Перед зданием банка стояли четыре грузовые машины, нагруженные кожаными мешками и коваными сундуками. Десятка два офицеров суетились еще возле машин, но моторы уже гудели — машины были готовы двинуться к порту, на пароход «Кавказ» и за пределы советской земли…
Шашки конников сверкнули, и котовцы с ходу врубились в толпу офицеров.
После этого машины были поставлены в центр, конники окружили их, и отряд двинулся дальше, по направлению к Оперному театру. Моторы машин глухо урчали на малой скорости, степные кони шарахались и прядали ушами, но твердые руки всадников сдерживали их, вздыбливали и возвращали назад в строй. Ценности города, народное достояние у грабителей было отбито, и теперь его надо было передать законному владельцу — Совету.
Когда отряд появился в тылу белогвардейцев, осаждавших дом Совета со стороны Пушкинской, Ришельевской и Ланжероновской улиц, белые цепи повернулись против конницы, пытаясь обороняться. Но котовцы врубились, смели ряды белогвардейцев и подгарцевали к подъезду Совета.
Члены президиума и народные комиссары стояли на баррикаде и приветствовали партизанский отряд областкома.
Котовский спрыгнул со своего высокого жеребца, бросил повод Сашку, подошел валким, но четким кавалерийским шагом и отдал оголенной шашкой салют красному знамени на флагштоке. Затем он отрапортовал Столярову:
— Конный отряд днестровских партизан, выполняя ваш приказ, прибыл в распоряжение Совета рабочих депутатов города Одессы. Золотой запас города Одессы — вон там, на тех четырех бензопхайках.
Шурка Понедилок и Сашко Птаха на своих казацких буланках стояли рядом, позади Котовского.
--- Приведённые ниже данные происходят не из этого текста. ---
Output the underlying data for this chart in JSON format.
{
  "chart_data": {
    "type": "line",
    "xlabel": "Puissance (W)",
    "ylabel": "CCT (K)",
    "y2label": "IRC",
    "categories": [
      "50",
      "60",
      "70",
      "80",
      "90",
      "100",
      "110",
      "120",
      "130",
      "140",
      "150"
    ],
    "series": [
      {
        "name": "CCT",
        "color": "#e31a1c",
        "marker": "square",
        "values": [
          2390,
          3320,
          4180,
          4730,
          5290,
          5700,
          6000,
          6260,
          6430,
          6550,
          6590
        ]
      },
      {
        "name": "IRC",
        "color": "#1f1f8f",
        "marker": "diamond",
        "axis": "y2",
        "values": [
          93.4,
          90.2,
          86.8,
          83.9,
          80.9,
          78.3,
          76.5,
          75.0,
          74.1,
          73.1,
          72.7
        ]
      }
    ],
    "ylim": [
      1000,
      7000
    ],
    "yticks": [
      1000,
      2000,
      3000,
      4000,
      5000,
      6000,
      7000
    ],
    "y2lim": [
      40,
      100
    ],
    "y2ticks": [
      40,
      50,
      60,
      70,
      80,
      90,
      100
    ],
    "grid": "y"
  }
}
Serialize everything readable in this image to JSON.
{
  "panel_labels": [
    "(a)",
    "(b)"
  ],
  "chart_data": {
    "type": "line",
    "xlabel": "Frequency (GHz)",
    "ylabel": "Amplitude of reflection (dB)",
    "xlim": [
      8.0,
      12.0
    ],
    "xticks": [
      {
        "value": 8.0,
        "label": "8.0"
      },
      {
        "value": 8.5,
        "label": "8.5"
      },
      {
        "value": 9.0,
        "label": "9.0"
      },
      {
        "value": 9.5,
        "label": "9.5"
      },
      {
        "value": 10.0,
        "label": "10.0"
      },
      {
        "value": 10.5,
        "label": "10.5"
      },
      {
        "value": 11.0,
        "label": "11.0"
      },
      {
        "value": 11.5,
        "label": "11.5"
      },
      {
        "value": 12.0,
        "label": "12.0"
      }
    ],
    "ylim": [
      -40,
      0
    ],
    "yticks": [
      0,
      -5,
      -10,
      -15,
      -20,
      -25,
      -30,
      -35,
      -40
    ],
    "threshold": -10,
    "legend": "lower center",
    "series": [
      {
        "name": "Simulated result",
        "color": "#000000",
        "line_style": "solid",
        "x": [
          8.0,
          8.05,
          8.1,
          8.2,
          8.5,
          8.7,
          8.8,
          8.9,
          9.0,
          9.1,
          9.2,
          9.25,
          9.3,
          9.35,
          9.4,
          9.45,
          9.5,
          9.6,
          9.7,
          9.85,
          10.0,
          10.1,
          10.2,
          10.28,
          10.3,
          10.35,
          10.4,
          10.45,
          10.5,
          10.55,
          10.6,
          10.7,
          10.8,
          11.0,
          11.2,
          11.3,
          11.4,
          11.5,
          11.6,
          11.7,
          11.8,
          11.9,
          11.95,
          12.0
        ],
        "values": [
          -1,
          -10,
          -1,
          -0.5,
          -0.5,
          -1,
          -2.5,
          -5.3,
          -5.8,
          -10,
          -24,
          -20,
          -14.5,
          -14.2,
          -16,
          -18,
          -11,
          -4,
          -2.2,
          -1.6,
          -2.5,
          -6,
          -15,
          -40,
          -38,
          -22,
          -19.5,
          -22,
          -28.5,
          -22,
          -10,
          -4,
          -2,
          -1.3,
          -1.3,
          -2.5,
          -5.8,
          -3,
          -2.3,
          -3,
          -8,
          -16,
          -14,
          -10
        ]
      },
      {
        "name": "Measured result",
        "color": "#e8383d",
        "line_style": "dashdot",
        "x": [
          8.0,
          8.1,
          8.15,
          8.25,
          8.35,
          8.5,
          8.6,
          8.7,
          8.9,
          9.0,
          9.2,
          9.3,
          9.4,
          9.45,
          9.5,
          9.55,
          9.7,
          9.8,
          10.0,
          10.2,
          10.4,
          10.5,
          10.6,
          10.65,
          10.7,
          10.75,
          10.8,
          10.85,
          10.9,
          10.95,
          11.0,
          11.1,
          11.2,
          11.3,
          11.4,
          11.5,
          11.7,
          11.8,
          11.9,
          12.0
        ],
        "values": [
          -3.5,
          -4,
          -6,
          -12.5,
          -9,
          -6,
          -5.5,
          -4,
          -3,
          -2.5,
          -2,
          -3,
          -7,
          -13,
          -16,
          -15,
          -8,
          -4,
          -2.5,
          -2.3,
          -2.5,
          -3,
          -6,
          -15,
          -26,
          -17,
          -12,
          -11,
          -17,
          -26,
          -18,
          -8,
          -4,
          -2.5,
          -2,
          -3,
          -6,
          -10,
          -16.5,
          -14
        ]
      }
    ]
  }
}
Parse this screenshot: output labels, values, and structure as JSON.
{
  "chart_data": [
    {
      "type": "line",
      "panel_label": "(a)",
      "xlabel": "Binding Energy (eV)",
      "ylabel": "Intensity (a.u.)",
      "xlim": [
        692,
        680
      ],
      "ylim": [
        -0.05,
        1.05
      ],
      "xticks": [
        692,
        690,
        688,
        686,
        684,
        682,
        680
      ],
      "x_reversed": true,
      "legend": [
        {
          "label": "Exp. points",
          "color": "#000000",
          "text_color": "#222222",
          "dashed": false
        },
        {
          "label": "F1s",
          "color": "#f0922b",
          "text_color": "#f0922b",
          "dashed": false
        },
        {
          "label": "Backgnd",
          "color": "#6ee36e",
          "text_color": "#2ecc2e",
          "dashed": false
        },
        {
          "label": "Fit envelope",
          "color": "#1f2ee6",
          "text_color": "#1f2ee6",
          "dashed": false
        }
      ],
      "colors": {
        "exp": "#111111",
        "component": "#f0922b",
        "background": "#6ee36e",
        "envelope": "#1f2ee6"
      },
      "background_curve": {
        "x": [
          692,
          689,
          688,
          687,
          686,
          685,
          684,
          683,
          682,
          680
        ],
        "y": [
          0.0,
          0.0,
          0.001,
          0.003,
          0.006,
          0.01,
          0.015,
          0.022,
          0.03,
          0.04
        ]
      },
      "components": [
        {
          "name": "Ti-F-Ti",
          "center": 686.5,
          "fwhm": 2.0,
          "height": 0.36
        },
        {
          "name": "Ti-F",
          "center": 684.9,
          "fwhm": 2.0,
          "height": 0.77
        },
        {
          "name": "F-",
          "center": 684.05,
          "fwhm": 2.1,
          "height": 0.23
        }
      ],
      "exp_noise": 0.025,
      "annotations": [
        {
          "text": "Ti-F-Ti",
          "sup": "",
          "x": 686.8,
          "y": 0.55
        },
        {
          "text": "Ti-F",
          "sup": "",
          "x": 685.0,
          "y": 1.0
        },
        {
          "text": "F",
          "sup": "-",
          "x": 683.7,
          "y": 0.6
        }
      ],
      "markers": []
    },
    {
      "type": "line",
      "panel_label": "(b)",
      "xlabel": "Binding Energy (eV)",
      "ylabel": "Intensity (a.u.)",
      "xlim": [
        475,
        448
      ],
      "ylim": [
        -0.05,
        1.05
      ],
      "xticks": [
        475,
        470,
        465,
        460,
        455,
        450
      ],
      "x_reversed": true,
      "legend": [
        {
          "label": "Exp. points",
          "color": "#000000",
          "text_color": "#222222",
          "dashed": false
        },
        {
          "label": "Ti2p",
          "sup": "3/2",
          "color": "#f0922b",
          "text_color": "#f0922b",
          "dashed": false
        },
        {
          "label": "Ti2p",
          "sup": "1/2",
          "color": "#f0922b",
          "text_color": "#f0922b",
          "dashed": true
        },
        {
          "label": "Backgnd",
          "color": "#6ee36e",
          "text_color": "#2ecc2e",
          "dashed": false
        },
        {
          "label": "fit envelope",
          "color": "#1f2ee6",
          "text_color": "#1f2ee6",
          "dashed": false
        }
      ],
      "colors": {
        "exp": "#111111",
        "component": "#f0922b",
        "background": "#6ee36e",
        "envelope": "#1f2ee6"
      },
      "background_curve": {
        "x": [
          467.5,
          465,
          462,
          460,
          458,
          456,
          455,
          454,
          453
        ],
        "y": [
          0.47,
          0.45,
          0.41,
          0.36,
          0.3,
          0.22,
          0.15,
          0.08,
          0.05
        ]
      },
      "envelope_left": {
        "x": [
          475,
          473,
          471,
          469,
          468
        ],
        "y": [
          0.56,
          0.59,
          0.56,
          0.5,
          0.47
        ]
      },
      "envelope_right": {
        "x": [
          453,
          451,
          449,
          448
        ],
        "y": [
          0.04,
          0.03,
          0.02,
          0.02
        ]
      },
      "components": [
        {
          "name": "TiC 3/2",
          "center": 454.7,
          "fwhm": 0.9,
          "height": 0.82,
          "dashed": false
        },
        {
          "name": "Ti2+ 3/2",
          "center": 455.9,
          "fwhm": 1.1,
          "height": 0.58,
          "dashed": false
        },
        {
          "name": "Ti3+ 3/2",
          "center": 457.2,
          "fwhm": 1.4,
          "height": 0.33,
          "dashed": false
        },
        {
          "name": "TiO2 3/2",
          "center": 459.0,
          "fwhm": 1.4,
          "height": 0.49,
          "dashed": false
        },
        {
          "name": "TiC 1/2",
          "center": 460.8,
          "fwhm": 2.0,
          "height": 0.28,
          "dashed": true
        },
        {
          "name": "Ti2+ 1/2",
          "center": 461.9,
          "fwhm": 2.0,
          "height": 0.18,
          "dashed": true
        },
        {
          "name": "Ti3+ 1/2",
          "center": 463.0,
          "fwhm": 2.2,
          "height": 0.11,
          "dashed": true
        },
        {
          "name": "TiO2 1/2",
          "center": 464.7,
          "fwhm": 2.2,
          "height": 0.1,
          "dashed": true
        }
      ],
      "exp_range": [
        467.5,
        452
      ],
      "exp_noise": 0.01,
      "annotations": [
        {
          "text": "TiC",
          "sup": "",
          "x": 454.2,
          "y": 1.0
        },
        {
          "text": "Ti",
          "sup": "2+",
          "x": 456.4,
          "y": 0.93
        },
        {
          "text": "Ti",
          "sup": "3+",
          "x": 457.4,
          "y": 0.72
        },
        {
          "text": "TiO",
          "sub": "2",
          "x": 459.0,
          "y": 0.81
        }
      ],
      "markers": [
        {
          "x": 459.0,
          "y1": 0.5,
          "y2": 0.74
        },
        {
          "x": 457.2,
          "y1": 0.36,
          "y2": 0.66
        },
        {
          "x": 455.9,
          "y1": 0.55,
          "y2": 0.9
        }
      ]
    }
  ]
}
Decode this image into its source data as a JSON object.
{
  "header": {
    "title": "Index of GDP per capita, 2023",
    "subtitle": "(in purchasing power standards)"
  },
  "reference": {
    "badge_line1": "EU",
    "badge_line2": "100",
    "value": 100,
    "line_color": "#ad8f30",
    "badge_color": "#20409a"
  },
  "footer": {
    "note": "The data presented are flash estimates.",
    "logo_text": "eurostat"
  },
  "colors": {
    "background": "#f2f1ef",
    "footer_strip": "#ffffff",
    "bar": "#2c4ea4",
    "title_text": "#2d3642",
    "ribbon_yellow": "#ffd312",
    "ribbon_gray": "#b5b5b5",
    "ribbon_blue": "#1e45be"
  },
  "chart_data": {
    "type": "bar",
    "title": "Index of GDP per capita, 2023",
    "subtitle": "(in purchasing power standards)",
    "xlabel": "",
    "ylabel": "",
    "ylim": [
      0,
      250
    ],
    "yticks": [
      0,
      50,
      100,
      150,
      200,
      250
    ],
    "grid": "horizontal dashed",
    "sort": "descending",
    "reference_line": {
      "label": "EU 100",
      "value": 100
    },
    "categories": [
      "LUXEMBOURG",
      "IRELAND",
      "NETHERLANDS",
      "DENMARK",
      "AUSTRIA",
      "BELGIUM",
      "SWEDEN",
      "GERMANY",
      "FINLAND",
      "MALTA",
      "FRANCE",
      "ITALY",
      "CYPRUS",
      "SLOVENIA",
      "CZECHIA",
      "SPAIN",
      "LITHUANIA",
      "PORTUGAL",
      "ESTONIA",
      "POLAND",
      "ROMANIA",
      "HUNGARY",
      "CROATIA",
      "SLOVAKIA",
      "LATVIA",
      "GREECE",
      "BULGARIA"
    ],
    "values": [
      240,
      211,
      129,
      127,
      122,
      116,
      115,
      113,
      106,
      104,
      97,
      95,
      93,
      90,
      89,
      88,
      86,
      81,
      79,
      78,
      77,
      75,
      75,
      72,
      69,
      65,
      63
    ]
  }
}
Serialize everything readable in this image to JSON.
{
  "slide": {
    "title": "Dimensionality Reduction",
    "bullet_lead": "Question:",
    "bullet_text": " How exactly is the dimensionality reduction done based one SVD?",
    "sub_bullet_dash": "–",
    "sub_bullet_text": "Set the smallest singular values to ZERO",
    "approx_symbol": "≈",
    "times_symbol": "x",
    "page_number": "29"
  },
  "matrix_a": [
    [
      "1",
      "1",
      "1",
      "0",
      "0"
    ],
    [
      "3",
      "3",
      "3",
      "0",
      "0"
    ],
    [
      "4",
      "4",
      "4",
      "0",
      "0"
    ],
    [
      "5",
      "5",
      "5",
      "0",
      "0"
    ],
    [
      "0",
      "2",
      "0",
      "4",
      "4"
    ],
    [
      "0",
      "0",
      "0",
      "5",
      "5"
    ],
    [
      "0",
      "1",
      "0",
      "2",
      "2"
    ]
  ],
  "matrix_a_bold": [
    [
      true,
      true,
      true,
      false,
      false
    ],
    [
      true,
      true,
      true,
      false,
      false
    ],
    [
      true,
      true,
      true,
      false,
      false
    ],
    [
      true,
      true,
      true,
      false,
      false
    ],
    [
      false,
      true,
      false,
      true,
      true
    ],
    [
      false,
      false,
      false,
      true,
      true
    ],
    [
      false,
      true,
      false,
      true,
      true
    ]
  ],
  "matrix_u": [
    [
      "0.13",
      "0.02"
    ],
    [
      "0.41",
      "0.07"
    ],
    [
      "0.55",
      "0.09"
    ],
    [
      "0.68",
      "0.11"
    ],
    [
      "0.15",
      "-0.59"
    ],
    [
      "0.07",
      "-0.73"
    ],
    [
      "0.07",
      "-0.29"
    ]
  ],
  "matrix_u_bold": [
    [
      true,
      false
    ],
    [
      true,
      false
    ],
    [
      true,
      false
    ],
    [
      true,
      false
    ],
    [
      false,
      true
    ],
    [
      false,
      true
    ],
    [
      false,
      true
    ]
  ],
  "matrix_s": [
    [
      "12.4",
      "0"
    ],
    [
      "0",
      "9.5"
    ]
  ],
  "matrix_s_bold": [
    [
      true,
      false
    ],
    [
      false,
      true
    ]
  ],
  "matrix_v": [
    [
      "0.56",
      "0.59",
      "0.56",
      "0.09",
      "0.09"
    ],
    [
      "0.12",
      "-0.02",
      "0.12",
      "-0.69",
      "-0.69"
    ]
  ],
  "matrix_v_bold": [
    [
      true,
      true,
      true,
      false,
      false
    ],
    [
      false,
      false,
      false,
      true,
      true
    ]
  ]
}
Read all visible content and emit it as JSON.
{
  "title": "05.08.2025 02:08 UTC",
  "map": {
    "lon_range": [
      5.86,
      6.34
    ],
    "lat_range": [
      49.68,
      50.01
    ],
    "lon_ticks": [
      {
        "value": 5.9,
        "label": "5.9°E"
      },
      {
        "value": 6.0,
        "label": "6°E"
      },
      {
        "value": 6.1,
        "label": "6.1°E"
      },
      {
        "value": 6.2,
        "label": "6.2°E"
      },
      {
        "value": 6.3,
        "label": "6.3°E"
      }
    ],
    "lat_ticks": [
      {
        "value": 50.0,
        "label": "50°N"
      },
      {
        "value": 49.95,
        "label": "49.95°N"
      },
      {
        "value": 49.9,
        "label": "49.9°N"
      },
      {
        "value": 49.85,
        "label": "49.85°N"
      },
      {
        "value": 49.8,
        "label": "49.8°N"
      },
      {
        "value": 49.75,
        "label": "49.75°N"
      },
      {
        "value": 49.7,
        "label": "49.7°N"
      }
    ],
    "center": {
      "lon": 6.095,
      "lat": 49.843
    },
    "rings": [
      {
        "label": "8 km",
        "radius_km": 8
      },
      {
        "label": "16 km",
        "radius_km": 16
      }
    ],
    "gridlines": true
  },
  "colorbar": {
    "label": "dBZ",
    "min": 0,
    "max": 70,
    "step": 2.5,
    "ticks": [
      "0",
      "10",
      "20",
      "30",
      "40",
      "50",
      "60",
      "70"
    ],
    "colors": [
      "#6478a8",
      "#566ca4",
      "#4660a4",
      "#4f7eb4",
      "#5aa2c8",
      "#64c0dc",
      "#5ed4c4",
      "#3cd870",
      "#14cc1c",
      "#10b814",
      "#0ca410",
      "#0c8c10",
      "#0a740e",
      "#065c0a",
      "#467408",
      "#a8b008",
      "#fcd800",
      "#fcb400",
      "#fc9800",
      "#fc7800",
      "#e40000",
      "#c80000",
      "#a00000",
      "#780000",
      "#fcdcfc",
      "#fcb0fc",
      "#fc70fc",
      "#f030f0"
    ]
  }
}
Буланки тыкали мордами в спину Григория Ивановича.
В эту минуту из среды членов президиума Совета, негромко вскрикнув, выдвинулся старый Птаха Петро Васильевич. То замирая на мгновение, то снова бросаясь вперед, он продвигался вдоль баррикады к буланому, на котором сидел Сашко. Лицо Петра Васильевича то вспыхивало гневом, то все покрывалось мелкими морщинками радостного смеха.
— Ах ты висельник! — всплескивал руками Петро Васильевич. — Так ты, выходит, жив?
Сашко исчез из дома около месяца тому назад, и отец с матерью уже оплакивали его: решили, что мальчика где-то подстрелили, когда он, отбившись от рук, шатался по городу.
У Петра Васильевича так быстро менялось выражение лица, что невозможно было понять — бросится ли он на радостях обнимать сына, или снимет ремень и учинит тут же, на месте, суровую отцовскую расправу.